UK Unemployment Rate Twice as High as Whites Among Ethnic Minorities
People from ethnic minority backgrounds are twice as likely to be unemployed in the UK as whites, according to government figures.
The Department for Work and Pensions (DWP) said the unemployment rate for working age people from all ethnic minorities was 14% in the year to September 2013, against 7% for white people.
Unemployment among black people in the UK was at a rate of 17% over the same period. It was 15% for those of mixed race and 18% for Pakistanis and Bangladeshis.
"The jobs picture may be slowly improving, but these figures suggest that the recovery and the return to employment are not being experienced equally across all the UK's different communities," said Frances O'Grady, general secretary of the Trades Union Congress (TUC).
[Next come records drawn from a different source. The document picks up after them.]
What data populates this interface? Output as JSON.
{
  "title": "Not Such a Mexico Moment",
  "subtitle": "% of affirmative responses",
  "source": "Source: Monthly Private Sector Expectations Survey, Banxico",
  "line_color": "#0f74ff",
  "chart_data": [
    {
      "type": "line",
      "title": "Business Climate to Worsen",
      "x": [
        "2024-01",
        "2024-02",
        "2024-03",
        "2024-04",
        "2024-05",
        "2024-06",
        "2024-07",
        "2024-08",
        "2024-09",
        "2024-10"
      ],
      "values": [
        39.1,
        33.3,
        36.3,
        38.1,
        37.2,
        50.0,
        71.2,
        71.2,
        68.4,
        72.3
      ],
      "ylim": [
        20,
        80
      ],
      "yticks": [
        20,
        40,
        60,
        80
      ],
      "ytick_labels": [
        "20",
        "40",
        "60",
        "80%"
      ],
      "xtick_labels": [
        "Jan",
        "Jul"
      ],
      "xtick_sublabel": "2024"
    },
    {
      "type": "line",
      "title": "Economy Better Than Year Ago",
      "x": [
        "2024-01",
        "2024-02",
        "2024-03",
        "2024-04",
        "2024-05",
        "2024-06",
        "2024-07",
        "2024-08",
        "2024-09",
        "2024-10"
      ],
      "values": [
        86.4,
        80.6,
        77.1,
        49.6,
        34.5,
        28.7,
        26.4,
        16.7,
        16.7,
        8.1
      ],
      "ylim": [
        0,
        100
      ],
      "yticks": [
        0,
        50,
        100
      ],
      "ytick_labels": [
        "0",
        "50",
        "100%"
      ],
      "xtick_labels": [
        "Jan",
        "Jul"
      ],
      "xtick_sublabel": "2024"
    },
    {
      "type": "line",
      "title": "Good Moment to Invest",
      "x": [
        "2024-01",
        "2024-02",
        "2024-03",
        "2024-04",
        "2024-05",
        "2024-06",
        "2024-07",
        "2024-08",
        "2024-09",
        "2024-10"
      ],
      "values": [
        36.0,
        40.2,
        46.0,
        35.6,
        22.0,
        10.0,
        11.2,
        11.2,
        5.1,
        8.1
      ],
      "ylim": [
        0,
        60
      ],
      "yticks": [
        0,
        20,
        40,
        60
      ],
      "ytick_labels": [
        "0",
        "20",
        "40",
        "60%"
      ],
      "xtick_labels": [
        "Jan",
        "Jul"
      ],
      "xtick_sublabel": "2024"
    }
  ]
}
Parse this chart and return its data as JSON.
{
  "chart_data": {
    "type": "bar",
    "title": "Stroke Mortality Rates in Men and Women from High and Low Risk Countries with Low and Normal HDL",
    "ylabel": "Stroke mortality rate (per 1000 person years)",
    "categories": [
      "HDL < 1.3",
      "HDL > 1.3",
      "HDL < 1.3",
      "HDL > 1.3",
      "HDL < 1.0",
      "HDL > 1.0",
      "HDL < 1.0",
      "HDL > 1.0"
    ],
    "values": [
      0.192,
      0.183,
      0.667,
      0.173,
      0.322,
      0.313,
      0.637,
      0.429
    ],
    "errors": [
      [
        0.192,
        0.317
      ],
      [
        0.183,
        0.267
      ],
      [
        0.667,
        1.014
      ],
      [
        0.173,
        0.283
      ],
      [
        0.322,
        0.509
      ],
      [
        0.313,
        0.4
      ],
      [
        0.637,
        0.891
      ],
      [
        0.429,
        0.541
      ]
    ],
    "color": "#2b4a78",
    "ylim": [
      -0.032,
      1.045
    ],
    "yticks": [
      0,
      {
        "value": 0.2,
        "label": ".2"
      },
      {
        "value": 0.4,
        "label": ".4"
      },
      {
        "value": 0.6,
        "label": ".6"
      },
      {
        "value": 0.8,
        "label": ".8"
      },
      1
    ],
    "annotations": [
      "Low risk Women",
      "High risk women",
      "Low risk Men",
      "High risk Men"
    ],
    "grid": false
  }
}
"Rather than leave people from some ethnic backgrounds to languish on the dole, the government should do much more to help black and Pakistani youngsters – as well as the long-term unemployed from within these communities – with targeted support so they can more easily find work."
Working-age Bangladeshi and Pakistani women were the worst affected category with an unemployment rate of 24%. Black males were second at 19%.
For the UK as a whole, the unemployment rate is 7.4% with 2.39 million people out of work, according to the Office for National Statistics (ONS). Youth unemployment is 20.5%.